Sosial
Musim Kemarau Yang Masih Membawa Berkah Bagi Petani Cabai Karangrejek






Wonosari,(pidjar-com-525357.hostingersite.com)–Raut wajah sumringah terpancar dari wajah Kani (50) warga Karangsari RT 28 RW 12, Desa Karangrejek, Kecamatan Wonosari. Di tengah terik matahari yang menyengat, dirinya tetap bersemangat melakukan aktifitas panen cabai di ladang yang disewanya.
Ditemui pidjar-com-525357.hostingersite.com, Kani tengah memetik cabai keriting hijau dengan tangan kanannya. Sedangkan tangan kirinya masih dibalut perban lantaran mengalami patah tulang, menggenggam hasil petikannya.
Sebuah keranjang yang berupa ember bekas berada di dekatnya. Hasil panenan itu kemudian ia masukan untuk nantinya dikumpulkan ke dalam karung.
Kani mengatakan bahwa ladang tersebut telah ia garap selama satu tahun terakhir. Biasanya, pada musim penghujan tiba, ladang itu ia gunakan untuk menanam palawija.
“Lahan ini nyewa milik desa, jadi saya hanya nggarap saja. Berhubung ini musim kemarau ya saya tanami cabai,” kata Kani kepada pidjar-com-525357.hostingersite.com, Jumat (26/10/2018).

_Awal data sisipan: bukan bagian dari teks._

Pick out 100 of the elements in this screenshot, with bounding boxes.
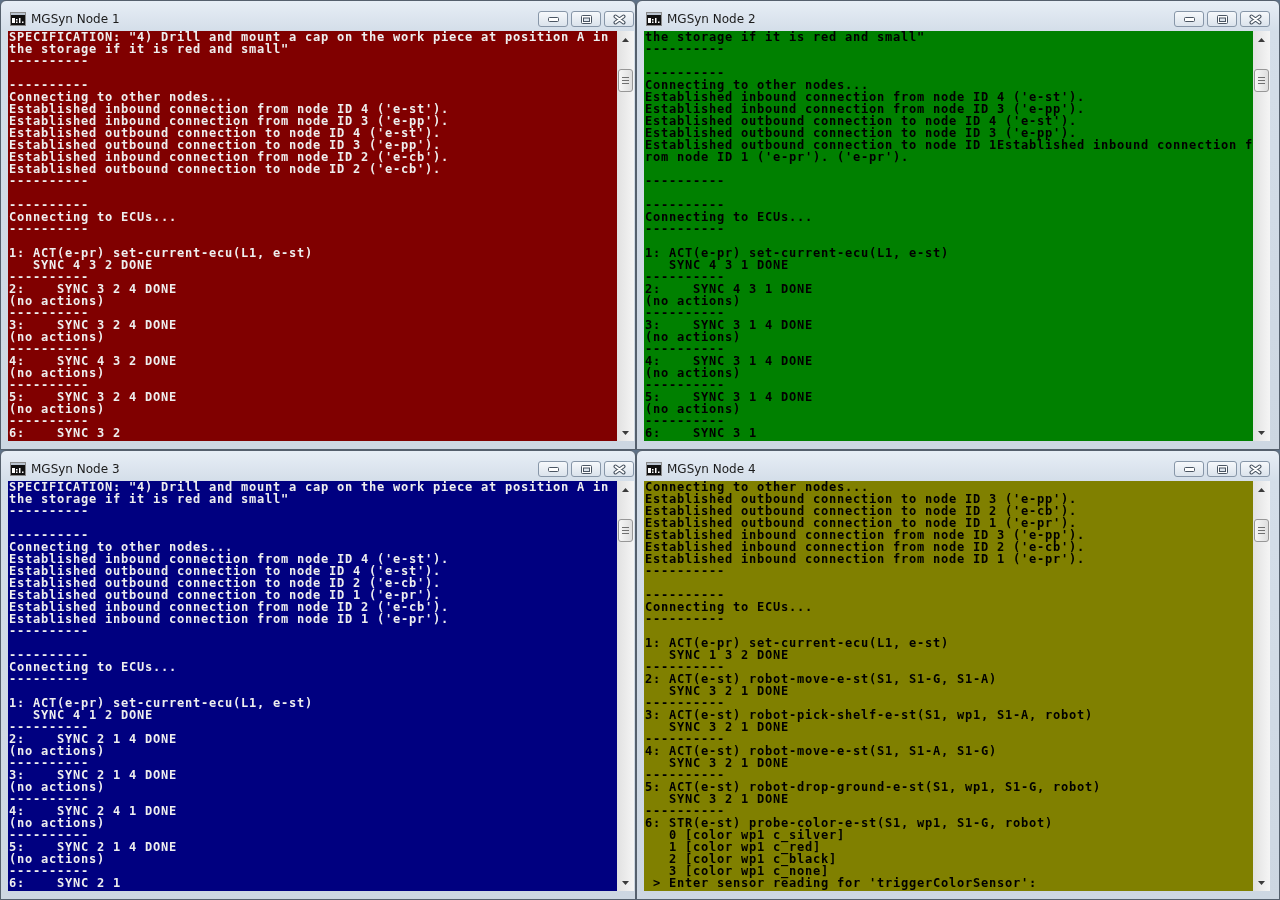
- console-line: Established outbound connection to node ID 3 ('e-pp').: [9, 139, 442, 151]
- window-title: MGSyn Node 2: [667, 12, 756, 26]
- console-line: 6: SYNC 3 1: [645, 427, 757, 439]
- minimize-button[interactable]: [1174, 461, 1204, 477]
- maximize-button[interactable]: [571, 461, 601, 477]
- down-arrow-icon: [622, 430, 629, 435]
- console-line: Established outbound connection to node ID 4 ('e-st').: [9, 565, 442, 577]
- console-line: 1: ACT(e-pr) set-current-ecu(L1, e-st): [645, 247, 950, 259]
- close-button[interactable]: [1240, 11, 1270, 27]
- minimize-icon: [1183, 466, 1195, 472]
- scrollbar-thumb[interactable]: [1254, 69, 1269, 92]
- console-line: ----------: [9, 529, 89, 541]
- console-line: ----------: [645, 343, 725, 355]
- console-line: ----------: [645, 307, 725, 319]
- console-icon: [646, 462, 662, 476]
- minimize-button[interactable]: [538, 11, 568, 27]
- maximize-button[interactable]: [1207, 11, 1237, 27]
- maximize-button[interactable]: [571, 11, 601, 27]
- scrollbar-thumb[interactable]: [618, 69, 633, 92]
- minimize-button[interactable]: [1174, 11, 1204, 27]
- console-line: Connecting to ECUs...: [9, 661, 177, 673]
- console-line: ----------: [645, 697, 725, 709]
- console-line: ----------: [645, 43, 725, 55]
- up-arrow-icon: [1258, 487, 1265, 492]
- console-line: (no actions): [9, 367, 105, 379]
- console-icon: [10, 12, 26, 26]
- scrollbar-thumb[interactable]: [1254, 519, 1269, 542]
- console-line: 4: SYNC 4 3 2 DONE: [9, 355, 177, 367]
- console-line: SPECIFICATION: "4) Drill and mount a cap on the work piece at position A in: [9, 31, 610, 43]
- console-line: ----------: [9, 757, 89, 769]
- console-line: Established outbound connection to node ID 4 ('e-st').: [9, 127, 442, 139]
- console-line: SYNC 3 2 1 DONE: [669, 793, 789, 805]
- console-line: Connecting to other nodes...: [645, 79, 870, 91]
- close-icon: [1248, 463, 1262, 475]
- down-arrow-icon: [622, 880, 629, 885]
- window-title: MGSyn Node 1: [31, 12, 120, 26]
- minimize-button[interactable]: [538, 461, 568, 477]
- console-line: (no actions): [9, 331, 105, 343]
- minimize-icon: [547, 466, 559, 472]
- console-line: ----------: [645, 67, 725, 79]
- console-line: Established inbound connection from node ID 1 ('e-pr').: [9, 613, 450, 625]
- console-line: > Enter sensor reading for 'triggerColorSensor':: [653, 877, 1038, 889]
- console-line: the storage if it is red and small": [9, 43, 290, 55]
- console-line: ----------: [645, 805, 725, 817]
- console-line: ----------: [645, 223, 725, 235]
- console-line: Connecting to other nodes...: [9, 541, 234, 553]
- console-line: Established outbound connection to node ID 2 ('e-cb').: [9, 577, 442, 589]
- maximize-icon: [1216, 14, 1228, 24]
- console-line: (no actions): [9, 403, 105, 415]
- console-line: ----------: [9, 79, 89, 91]
- console-line: Established inbound connection from node ID 2 ('e-cb').: [9, 151, 450, 163]
- console-line: SPECIFICATION: "4) Drill and mount a cap on the work piece at position A in: [9, 481, 610, 493]
- close-icon: [1248, 13, 1262, 25]
- maximize-icon: [580, 464, 592, 474]
- console-line: 2: ACT(e-st) robot-move-e-st(S1, S1-G, S1-A): [645, 673, 998, 685]
- console-line: 5: SYNC 3 2 4 DONE: [9, 391, 177, 403]
- close-button[interactable]: [1240, 461, 1270, 477]
- scrollbar-thumb[interactable]: [618, 519, 633, 542]
- console-line: 2: SYNC 4 3 1 DONE: [645, 283, 813, 295]
- console-line: ----------: [645, 415, 725, 427]
- console-line: ----------: [9, 199, 89, 211]
- console-line: 3 [color wp1 c_none]: [669, 865, 829, 877]
- console-line: Established outbound connection to node ID 3 ('e-pp').: [645, 127, 1078, 139]
- console-line: Established outbound connection to node ID 3 ('e-pp').: [645, 493, 1078, 505]
- console-line: ----------: [9, 415, 89, 427]
- close-button[interactable]: [604, 11, 634, 27]
- console-line: ----------: [645, 589, 725, 601]
- console-line: 5: ACT(e-st) robot-drop-ground-e-st(S1, wp1, S1-G, robot): [645, 781, 1102, 793]
- console-icon: [646, 12, 662, 26]
- console-line: Connecting to other nodes...: [9, 91, 234, 103]
- grip-icon: [622, 77, 629, 84]
- console-line: 1: ACT(e-pr) set-current-ecu(L1, e-st): [9, 247, 314, 259]
- console-line: SYNC 3 2 1 DONE: [669, 685, 789, 697]
- console-line: (no actions): [9, 295, 105, 307]
- console-line: ----------: [9, 625, 89, 637]
- console-line: 4: SYNC 3 1 4 DONE: [645, 355, 813, 367]
- console-line: (no actions): [9, 817, 105, 829]
- console-line: Established inbound connection from node ID 2 ('e-cb').: [9, 601, 450, 613]
- console-line: 6: STR(e-st) probe-color-e-st(S1, wp1, S1-G, robot): [645, 817, 1054, 829]
- console-line: 4: ACT(e-st) robot-move-e-st(S1, S1-A, S1-G): [645, 745, 998, 757]
- up-arrow-icon: [1258, 37, 1265, 42]
- console-line: (no actions): [645, 403, 741, 415]
- console-line: Connecting to ECUs...: [645, 601, 813, 613]
- console-line: (no actions): [645, 367, 741, 379]
- console-line: SYNC 4 3 1 DONE: [669, 259, 789, 271]
- down-arrow-icon: [1258, 880, 1265, 885]
- close-button[interactable]: [604, 461, 634, 477]
- console-line: ----------: [645, 613, 725, 625]
- console-line: ----------: [9, 721, 89, 733]
- maximize-button[interactable]: [1207, 461, 1237, 477]
- console-line: ----------: [645, 379, 725, 391]
- console-line: Established outbound connection to node ID 1 ('e-pr').: [645, 517, 1078, 529]
- console-line: Established outbound connection to node ID 4 ('e-st').: [645, 115, 1078, 127]
- grip-icon: [1258, 77, 1265, 84]
- console-line: Established inbound connection from node ID 2 ('e-cb').: [645, 541, 1086, 553]
- console-line: ----------: [645, 661, 725, 673]
- console-line: ----------: [9, 343, 89, 355]
- console-line: ----------: [645, 175, 725, 187]
- console-line: 1 [color wp1 c_red]: [669, 841, 821, 853]
- console-line: Established inbound connection from node ID 3 ('e-pp').: [645, 529, 1086, 541]
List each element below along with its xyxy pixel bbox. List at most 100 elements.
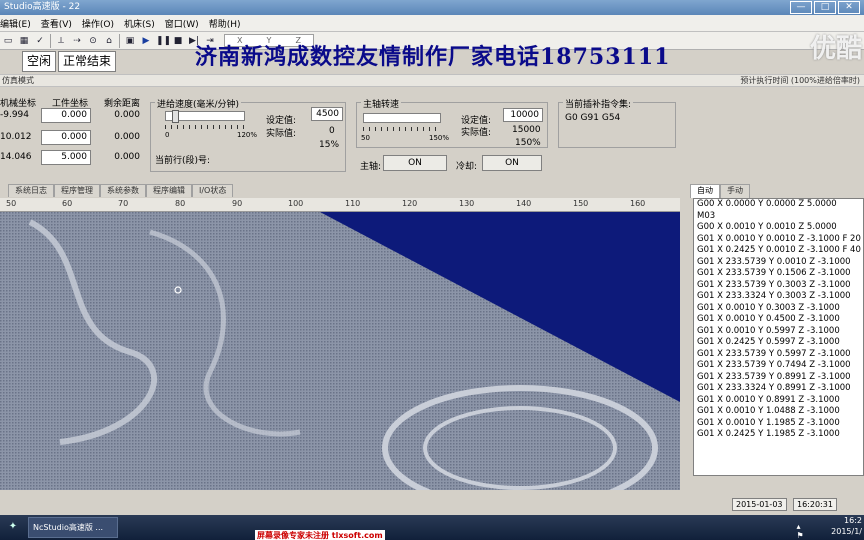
menu-window[interactable]: 窗口(W) (165, 17, 199, 30)
ruler-label: 80 (175, 199, 186, 208)
status-time: 16:20:31 (793, 498, 837, 511)
work-z-field[interactable]: 5.000 (41, 150, 91, 165)
view-ruler: 50 60 70 80 90 100 110 120 130 140 150 1… (0, 198, 680, 212)
gcode-line[interactable]: G01 X 233.5739 Y 0.3003 Z -3.1000 (694, 280, 863, 292)
maximize-button[interactable]: □ (814, 1, 836, 14)
feed-set-field[interactable]: 4500 (311, 107, 343, 121)
pause-icon[interactable]: ❚❚ (156, 35, 171, 47)
feed-set-label: 设定值: (266, 116, 297, 126)
stop-icon[interactable]: ■ (172, 35, 184, 47)
menu-bar: 编辑(E) 查看(V) 操作(O) 机床(S) 窗口(W) 帮助(H) (0, 15, 864, 32)
gcode-line[interactable]: G01 X 0.0010 Y 0.4500 Z -3.1000 (694, 314, 863, 326)
gcode-line[interactable]: G01 X 0.2425 Y 0.0010 Z -3.1000 F 40 (694, 245, 863, 257)
gcode-line[interactable]: G01 X 233.5739 Y 0.0010 Z -3.1000 (694, 257, 863, 269)
estimate-label: 预计执行时间 (100%进给倍率时) (740, 76, 860, 85)
mode-bar: 仿真模式 预计执行时间 (100%进给倍率时) (0, 74, 864, 87)
menu-operation[interactable]: 操作(O) (82, 17, 114, 30)
current-line-label: 当前行(段)号: (155, 156, 211, 166)
menu-help[interactable]: 帮助(H) (209, 17, 241, 30)
tab-program-edit[interactable]: 程序编辑 (146, 184, 192, 197)
feed-slider-ticks (165, 125, 245, 129)
play-icon[interactable]: ▶ (140, 35, 152, 47)
tab-io-status[interactable]: I/O状态 (192, 184, 234, 197)
gcode-line[interactable]: G01 X 233.5739 Y 0.1506 Z -3.1000 (694, 268, 863, 280)
taskbar-app-ncstudio[interactable]: NcStudio高速版 ... (28, 517, 118, 538)
window-icon[interactable]: ▭ (2, 35, 14, 47)
ruler-label: 60 (62, 199, 73, 208)
minimize-button[interactable]: — (790, 1, 812, 14)
ruler-label: 130 (459, 199, 475, 208)
spindle-slider[interactable] (363, 113, 441, 123)
zero-icon[interactable]: ⊙ (87, 35, 99, 47)
toolbar-separator (50, 33, 51, 48)
load-icon[interactable]: ▣ (124, 35, 136, 47)
gcode-line[interactable]: M03 (694, 211, 863, 223)
gcode-line[interactable]: G01 X 0.0010 Y 0.5997 Z -3.1000 (694, 326, 863, 338)
gcode-line[interactable]: G01 X 0.0010 Y 0.3003 Z -3.1000 (694, 303, 863, 315)
tray-icons[interactable]: ▴ ⚑ ◧ ♪ (796, 522, 804, 540)
gcode-line[interactable]: G01 X 233.3324 Y 0.3003 Z -3.1000 (694, 291, 863, 303)
gcode-line[interactable]: G01 X 0.0010 Y 0.8991 Z -3.1000 (694, 395, 863, 407)
ruler-label: 160 (630, 199, 646, 208)
normal-end-status: 正常结束 (58, 51, 117, 72)
spindle-on-button[interactable]: ON (383, 155, 447, 171)
spindle-set-field[interactable]: 10000 (503, 108, 543, 122)
spindle-actual-value: 15000 (512, 125, 541, 135)
menu-view[interactable]: 查看(V) (41, 17, 72, 30)
toolpath-render (0, 212, 680, 490)
coord-row-y: 10.012 0.000 0.000 (0, 130, 148, 146)
gcode-line[interactable]: G00 X 0.0000 Y 0.0000 Z 5.0000 (694, 199, 863, 211)
gcode-line[interactable]: G01 X 233.5739 Y 0.5997 Z -3.1000 (694, 349, 863, 361)
spindle-on-label: 主轴: (360, 162, 382, 172)
spindle-slider-ticks (363, 127, 441, 131)
gcode-line[interactable]: G00 X 0.0010 Y 0.0010 Z 5.0000 (694, 222, 863, 234)
feed-rate-title: 进给速度(毫米/分钟) (155, 97, 242, 110)
gcode-line[interactable]: G01 X 233.5739 Y 0.7494 Z -3.1000 (694, 360, 863, 372)
ruler-label: 70 (118, 199, 129, 208)
gcode-line[interactable]: G01 X 233.5739 Y 0.8991 Z -3.1000 (694, 372, 863, 384)
work-x-field[interactable]: 0.000 (41, 108, 91, 123)
gcode-line[interactable]: G01 X 0.2425 Y 1.1985 Z -3.1000 (694, 429, 863, 441)
gcode-list[interactable]: G00 X 0.0000 Y 0.0000 Z 5.0000 M03 G00 X 0… (693, 198, 864, 476)
feed-percent: 15% (319, 140, 340, 150)
remain-y: 0.000 (114, 132, 140, 142)
spindle-max-label: 150% (429, 134, 450, 142)
simulation-viewport[interactable] (0, 212, 680, 490)
check-icon[interactable]: ✓ (34, 35, 46, 47)
gcode-line[interactable]: G01 X 0.0010 Y 1.0488 Z -3.1000 (694, 406, 863, 418)
ruler-label: 150 (573, 199, 589, 208)
coolant-on-button[interactable]: ON (482, 155, 542, 171)
home-icon[interactable]: ⌂ (103, 35, 115, 47)
spindle-title: 主轴转速 (361, 97, 402, 110)
feed-slider-thumb[interactable] (172, 110, 179, 123)
spindle-group: 主轴转速 50 150% 设定值: 10000 实际值: 15000 150% (356, 97, 548, 148)
window-title: Studio高速版 - 22 (4, 2, 81, 12)
close-button[interactable]: ✕ (838, 1, 860, 14)
remain-x: 0.000 (114, 110, 140, 120)
gcode-line[interactable]: G01 X 233.3324 Y 0.8991 Z -3.1000 (694, 383, 863, 395)
status-row: 空闲 正常结束 (0, 51, 117, 72)
ruler-label: 120 (402, 199, 418, 208)
grid-icon[interactable]: ▦ (18, 35, 30, 47)
start-icon[interactable]: ✦ (4, 518, 22, 536)
remain-z: 0.000 (114, 152, 140, 162)
axis-icon[interactable]: ⟂ (55, 35, 67, 47)
interp-title: 当前插补指令集: (563, 97, 634, 110)
work-y-field[interactable]: 0.000 (41, 130, 91, 145)
tray-time: 16:2 (844, 516, 862, 525)
tab-auto[interactable]: 自动 (690, 184, 720, 198)
tray-date: 2015/1/ (831, 527, 862, 536)
tab-manual[interactable]: 手动 (720, 184, 750, 198)
move-icon[interactable]: ⇢ (71, 35, 83, 47)
tab-system-params[interactable]: 系统参数 (100, 184, 146, 197)
tab-program-manage[interactable]: 程序管理 (54, 184, 100, 197)
menu-machine[interactable]: 机床(S) (124, 17, 155, 30)
gcode-line[interactable]: G01 X 0.0010 Y 0.0010 Z -3.1000 F 20 (694, 234, 863, 246)
watermark: 优酷 (809, 34, 862, 64)
ruler-label: 140 (516, 199, 532, 208)
tab-system-log[interactable]: 系统日志 (8, 184, 54, 197)
gcode-line[interactable]: G01 X 0.0010 Y 1.1985 Z -3.1000 (694, 418, 863, 430)
feed-rate-slider[interactable] (165, 110, 245, 123)
menu-edit[interactable]: 编辑(E) (0, 17, 31, 30)
gcode-line[interactable]: G01 X 0.2425 Y 0.5997 Z -3.1000 (694, 337, 863, 349)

Ia menjelaskan, tidak ada kerumitan dalam melakukan budidaya cabai keriting. Perawatan seperti tanaman lainnya, yakni dipupuk dan tak kalah penting disiram mengingat saat musim kemarau cuaca sangat terik.
“Di sini ada sumur, jadi kita menyiraminya. Kalau tidak disiram tanaman ini akan mati, karena tanahnya merah terkena panas sedikit langsung kering. Cabainya juga akan busuk,” kata Kani sambil menunjukkan cabai busuk yang ia sendirikan untuk kemudian dibuang.
Ia mengatakan selama musim kemarau tiba, dirinya sudah empat kali melakhkan panen. Panen pertama sempat membuatnya gelisah, pasalnya hasil panen yang ia peroleh sangat sedikit.
“Pertama hanya panen 16 Kg, kedua 60 Kg, ketiga sekitar 1,25 kwintal, sekarang yang keempat belum selesai tapi sudah dapat 80 Kg,” kata dia.

Kani memanen tanaman cabai di lahan sewaannya sebelum digantikan tanaman palawija
Namun demikian, meskipun tidak begitu banyak, harga cabai yang selalu stabil di pasaran memberikan keuntungan kepada dirinya. Ia selama ini juga mengaku tidak ada perubahan harga yang begitu signifikan meskipun beredar pemberitaan dolar meningkat.
“Harganya stabil kisaran Rp 13 ribu sampai Rp 15 ribu per kilogramnya. Kalau dikalikan hasilnya sudah lumayan,” kata dia.
Kani menambahkan, masa petik ke empat ini merupakan akhir dari masa tanaman cabai itu. Sebab, setelah hujan tiba, lahan yang ia gunakan akan kembali ditanami oleh tanaman palawija.
“Setiap waktu tanah ini selalu bisa dimanfaatkan, kalau musim penghujan ya palawija, kalau kemarau kita tanami cabai,” ucap dia.
Sementara itu, petani lainnya, yakni Sri (55) mengaku bahwa kendala yang dialami adalah sulitnya air. Sehingga hanya lahan-lahan di sekitar sumur yang bisa ditanami cabai.
“Ada lahan di sana, tapi tidak ada sumur, kita tidak berani menanaminya,” pungkas dia.